The Net-Zero Narrative Is Riddled With Holes

Courtesy of ZeroHedge View original post here.

Authored by Irina Slav via OilPrice.com,

When the International Energy Agency released its Roadmap to Net Zero report, OPEC slammed it as “destabilizing.”

Russia said the IEA’s plan could push oil to $200 per barrel. Even the IEA itself said the targets in the roadmap were going to be challenging. And yet, the people who will foot the bill for the energy transition are being told nothing about challenges. Bjorn Lomborg, environmentalist and president of the Copenhagen Consensus, recently addressed this discrepancy between the public narrative and the realities of the energy transition in this article for the Financial Post. In it, Lomborg noted the paradoxical claims that, on the one hand, net-zero will be the most challenging thing humankind has ever had to do (per IEA) and, on the other, “No one is being asked for a sacrifice” (per John Kerry, President Biden’s climate envoy).

“George Orwell called this willingness to espouse contradictory claims doublethink,” Lomborg noted in his article, adding that

“It is politically expedient and gets climate-alarmed politicians reelected. But if we want to fix climate change, we need honesty. Currently promised climate policies will be incredibly expensive.”

The cost of the transition is one area that proponents of fast-tracking net-zero plans are shy about discussing. There is, for example, a lot of reporting on the cost declines in solar and wind technology, but there is little about solar and wind waste, which is turning into a problem already.

A recent article in the Harvard Business Review addressed this problem bluntly. The essence of the problem is that official reports about solar power deployment—and consequent waste—are based on the assumption that all panels now in operation will live through the end of their productive lives, which is not the case in reality, the authors note.
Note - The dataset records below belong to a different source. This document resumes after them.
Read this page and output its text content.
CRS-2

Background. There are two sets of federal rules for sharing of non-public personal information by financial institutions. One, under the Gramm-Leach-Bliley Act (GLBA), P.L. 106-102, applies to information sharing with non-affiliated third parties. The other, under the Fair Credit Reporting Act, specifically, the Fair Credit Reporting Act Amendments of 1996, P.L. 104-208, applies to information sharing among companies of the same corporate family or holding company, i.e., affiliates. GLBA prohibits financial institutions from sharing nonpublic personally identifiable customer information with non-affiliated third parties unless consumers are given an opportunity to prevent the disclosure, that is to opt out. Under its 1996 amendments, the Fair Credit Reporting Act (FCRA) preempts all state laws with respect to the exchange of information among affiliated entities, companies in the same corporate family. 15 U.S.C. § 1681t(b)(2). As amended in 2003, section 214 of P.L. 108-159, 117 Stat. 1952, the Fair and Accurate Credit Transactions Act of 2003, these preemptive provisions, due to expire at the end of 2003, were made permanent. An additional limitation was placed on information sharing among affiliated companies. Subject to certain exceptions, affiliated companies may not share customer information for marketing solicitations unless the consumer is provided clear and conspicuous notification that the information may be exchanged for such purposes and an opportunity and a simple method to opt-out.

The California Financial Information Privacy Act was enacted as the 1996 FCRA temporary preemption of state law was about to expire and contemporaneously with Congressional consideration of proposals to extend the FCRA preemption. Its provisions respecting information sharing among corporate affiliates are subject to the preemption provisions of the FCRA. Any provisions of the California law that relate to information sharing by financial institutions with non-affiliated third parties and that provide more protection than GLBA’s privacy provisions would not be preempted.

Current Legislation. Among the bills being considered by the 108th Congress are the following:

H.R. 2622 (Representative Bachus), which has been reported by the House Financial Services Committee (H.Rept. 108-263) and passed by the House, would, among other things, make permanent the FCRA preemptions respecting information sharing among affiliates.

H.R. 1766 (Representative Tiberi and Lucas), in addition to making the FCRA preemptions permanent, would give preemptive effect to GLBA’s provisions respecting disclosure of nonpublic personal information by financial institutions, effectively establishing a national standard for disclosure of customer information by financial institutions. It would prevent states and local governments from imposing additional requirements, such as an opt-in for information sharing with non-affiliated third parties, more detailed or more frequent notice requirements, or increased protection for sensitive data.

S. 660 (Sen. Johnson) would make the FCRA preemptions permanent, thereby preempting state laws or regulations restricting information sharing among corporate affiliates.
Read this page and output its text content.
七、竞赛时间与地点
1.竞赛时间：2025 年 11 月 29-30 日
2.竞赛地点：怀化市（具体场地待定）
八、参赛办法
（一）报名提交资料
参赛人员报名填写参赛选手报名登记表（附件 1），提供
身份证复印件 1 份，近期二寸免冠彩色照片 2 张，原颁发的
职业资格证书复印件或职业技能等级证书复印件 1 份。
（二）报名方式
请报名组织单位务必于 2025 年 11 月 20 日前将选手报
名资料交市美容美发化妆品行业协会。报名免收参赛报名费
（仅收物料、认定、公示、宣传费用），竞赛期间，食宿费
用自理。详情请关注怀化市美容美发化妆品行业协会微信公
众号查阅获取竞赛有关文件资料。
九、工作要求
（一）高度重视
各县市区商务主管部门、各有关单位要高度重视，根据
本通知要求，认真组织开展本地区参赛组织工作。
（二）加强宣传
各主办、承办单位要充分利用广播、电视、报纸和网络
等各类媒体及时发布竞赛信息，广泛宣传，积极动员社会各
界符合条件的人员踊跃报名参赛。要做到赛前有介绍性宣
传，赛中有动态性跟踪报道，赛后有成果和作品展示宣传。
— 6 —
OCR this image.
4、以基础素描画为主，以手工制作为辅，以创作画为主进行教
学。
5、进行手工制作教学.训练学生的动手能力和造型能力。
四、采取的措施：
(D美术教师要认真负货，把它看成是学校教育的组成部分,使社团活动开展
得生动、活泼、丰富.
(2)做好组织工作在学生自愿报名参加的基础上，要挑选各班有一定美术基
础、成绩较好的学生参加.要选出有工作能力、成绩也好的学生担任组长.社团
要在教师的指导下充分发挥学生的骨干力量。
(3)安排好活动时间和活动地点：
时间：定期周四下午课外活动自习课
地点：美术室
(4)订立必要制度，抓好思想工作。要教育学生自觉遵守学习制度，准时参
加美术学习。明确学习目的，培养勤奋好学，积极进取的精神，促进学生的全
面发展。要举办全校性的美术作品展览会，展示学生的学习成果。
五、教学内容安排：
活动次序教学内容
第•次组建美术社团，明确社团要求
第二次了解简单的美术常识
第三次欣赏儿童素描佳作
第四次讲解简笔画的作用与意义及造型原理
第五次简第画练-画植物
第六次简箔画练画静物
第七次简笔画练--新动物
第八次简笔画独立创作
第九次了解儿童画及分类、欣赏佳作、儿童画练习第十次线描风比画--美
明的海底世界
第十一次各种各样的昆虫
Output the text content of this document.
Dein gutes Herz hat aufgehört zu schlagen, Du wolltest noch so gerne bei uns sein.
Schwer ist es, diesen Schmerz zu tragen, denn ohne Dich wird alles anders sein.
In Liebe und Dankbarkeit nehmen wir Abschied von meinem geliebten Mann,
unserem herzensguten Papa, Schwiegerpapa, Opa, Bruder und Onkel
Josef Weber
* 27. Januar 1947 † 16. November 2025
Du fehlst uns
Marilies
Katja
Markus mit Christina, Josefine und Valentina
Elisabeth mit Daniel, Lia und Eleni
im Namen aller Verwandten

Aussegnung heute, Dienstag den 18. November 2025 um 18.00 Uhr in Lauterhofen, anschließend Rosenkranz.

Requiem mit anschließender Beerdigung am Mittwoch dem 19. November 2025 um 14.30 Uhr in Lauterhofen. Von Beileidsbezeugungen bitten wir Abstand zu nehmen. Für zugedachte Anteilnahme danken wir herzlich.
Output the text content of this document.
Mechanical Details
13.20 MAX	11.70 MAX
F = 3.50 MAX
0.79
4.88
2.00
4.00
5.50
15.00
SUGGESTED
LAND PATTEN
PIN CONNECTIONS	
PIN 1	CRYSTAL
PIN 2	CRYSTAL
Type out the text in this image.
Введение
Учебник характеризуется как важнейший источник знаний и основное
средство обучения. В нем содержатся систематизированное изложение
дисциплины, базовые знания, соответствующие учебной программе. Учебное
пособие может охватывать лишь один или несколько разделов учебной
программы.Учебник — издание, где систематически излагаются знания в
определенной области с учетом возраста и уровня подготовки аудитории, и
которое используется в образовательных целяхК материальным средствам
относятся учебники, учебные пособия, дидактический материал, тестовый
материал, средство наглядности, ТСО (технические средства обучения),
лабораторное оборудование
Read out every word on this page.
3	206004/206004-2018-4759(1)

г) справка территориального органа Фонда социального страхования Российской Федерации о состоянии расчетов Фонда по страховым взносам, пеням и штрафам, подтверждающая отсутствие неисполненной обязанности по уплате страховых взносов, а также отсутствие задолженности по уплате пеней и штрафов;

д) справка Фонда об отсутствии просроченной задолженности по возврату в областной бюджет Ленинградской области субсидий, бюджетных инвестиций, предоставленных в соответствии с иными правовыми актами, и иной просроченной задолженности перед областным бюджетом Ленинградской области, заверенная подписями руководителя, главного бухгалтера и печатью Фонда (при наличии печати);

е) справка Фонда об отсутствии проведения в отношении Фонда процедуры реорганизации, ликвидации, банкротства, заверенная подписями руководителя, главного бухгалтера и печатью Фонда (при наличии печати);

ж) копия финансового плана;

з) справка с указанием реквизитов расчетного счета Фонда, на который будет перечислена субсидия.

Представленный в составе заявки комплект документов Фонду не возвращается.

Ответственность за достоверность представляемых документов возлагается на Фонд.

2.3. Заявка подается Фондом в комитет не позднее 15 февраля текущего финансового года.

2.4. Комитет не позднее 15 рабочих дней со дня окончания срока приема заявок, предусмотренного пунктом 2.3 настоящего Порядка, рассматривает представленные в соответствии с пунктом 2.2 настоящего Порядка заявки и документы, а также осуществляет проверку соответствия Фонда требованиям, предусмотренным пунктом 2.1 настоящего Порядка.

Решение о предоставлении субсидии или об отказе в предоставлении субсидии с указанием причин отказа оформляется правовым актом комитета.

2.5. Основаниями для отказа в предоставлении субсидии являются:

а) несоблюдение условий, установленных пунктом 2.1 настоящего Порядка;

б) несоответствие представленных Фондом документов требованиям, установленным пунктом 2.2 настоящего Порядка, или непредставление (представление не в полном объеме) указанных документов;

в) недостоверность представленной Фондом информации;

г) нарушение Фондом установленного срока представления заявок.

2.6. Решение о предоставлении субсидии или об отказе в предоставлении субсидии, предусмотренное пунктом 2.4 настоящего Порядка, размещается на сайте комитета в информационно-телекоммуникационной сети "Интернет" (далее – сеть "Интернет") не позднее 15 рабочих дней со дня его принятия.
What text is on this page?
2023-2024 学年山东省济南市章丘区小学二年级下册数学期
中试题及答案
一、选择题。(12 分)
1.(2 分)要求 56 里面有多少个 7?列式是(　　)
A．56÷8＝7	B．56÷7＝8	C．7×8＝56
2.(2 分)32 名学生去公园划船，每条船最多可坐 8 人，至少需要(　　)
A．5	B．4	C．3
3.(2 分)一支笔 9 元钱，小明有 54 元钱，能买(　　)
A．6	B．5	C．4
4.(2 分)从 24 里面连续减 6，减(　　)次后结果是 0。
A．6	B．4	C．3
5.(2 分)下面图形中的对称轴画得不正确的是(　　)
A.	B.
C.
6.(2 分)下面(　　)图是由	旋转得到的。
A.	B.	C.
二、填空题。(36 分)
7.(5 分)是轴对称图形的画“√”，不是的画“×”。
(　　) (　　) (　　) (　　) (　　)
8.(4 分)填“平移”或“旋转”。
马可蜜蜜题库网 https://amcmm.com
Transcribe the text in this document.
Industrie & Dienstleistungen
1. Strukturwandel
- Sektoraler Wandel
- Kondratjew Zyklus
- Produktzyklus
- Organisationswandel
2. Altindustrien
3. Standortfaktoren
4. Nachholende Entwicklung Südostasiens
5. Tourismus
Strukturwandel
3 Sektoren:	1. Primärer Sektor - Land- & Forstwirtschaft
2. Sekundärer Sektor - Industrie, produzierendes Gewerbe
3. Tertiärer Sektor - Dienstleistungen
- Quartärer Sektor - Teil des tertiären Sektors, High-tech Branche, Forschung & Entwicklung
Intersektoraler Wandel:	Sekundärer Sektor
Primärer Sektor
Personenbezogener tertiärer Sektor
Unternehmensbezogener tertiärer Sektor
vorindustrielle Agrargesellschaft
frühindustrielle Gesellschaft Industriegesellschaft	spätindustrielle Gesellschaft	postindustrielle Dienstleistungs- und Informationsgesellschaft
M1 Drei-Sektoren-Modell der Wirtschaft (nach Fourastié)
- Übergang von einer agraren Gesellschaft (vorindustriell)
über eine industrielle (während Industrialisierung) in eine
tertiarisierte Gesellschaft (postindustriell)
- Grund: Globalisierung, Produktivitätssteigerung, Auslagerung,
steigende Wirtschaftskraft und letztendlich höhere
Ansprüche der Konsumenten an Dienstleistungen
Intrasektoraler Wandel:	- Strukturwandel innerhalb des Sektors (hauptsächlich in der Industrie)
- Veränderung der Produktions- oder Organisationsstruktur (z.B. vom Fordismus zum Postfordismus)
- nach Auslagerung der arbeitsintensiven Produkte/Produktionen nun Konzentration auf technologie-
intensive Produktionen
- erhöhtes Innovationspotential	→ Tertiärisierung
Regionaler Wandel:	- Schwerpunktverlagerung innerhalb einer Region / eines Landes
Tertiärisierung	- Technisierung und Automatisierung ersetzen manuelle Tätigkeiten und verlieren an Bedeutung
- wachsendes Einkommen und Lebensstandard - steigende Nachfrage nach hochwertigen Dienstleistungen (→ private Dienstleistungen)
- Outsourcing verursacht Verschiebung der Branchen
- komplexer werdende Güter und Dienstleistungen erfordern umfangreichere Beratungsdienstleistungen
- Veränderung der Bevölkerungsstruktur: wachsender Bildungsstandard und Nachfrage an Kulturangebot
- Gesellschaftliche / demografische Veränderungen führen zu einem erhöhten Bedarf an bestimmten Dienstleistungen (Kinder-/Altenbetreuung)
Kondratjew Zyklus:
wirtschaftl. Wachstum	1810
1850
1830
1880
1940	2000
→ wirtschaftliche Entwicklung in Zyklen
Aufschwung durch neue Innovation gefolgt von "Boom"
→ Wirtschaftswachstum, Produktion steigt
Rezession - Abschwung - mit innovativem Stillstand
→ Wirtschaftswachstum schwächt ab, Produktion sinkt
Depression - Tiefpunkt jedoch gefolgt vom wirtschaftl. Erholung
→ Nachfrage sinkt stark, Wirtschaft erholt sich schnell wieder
The International Renewable Energy Agency, for instance, admits that large amounts of solar panel waste could be generated in a decade but, the authors of the HBR article write, these large amounts of waste will, in fact, be generated much sooner because people are being actively encouraged to swap their old panels for new, more efficient ones. Most solar panels, in other words, will not live through the end of their productive lives.

Waste is only one cost aspect of the energy transition that doesn’t get talked about much. There is also the issue of critical minerals that are used in EV batteries and that are going to become a lot more expensive than they are now because of the projected massive demand increase resulting from the push to replace ICE vehicles with electric ones.

There are already warnings that lithium supply is about to tighten further because of insufficient investment in new output. This will push the price of the battery metal even higher. This means EV batteries will become more expensive and, consequently, EVs, too, will cost more. Following the course governments have been following so far with regard to EVs, more expensive EVs will mean more subsidies for their potential buyers. More subsidies, for their part, would eventually mean higher taxes for everyone in the respective country because that’s where the money for subsidies comes from.

There are plenty of examples of the sacrifices that, according to John Kerry, we won’t need to make, and paying more for energy is only one of them. A more serious sacrifice that does get mentioned occasionally is energy consumption. While some net-zero plans talk about growing energy demand and satisfying it, this is not the case with the IEA report and a few others addressing the topic.

Indeed, the easiest way to reduce our dependence on fossil fuels is to use less of them. This is also true of all energy. The less energy we use, the better it is for the environment. But is it actually possible to somehow convince people to use less energy? Hardly, unless you force them to use less energy, and this is a risky course of action that costs votes to politicians.

What, then, are we to do? According to Lomborg, we need to talk about the challenges of climate change honestly, beginning with the fact that the damages anthropogenic climate change has caused the planet so far are not as dramatic as some computer models suggest. He gives us an example media reports that the 2020 Atlantic hurricane season was the worst in history. Actual data shows that it wasn’t, but this did not get reported.

Honesty is certainly a good start, although it has its own cost and, for politicians, this cost will be high, which is why an honest discussion of climate change is unlikely. Setting more realistic emission goals would be a good step, too. This is also as unlikely as an honest discussion. Lofty goals draw in environmentally conscious—and deeply concerned by media reports—voters.

Realistic goals don’t bring in the votes.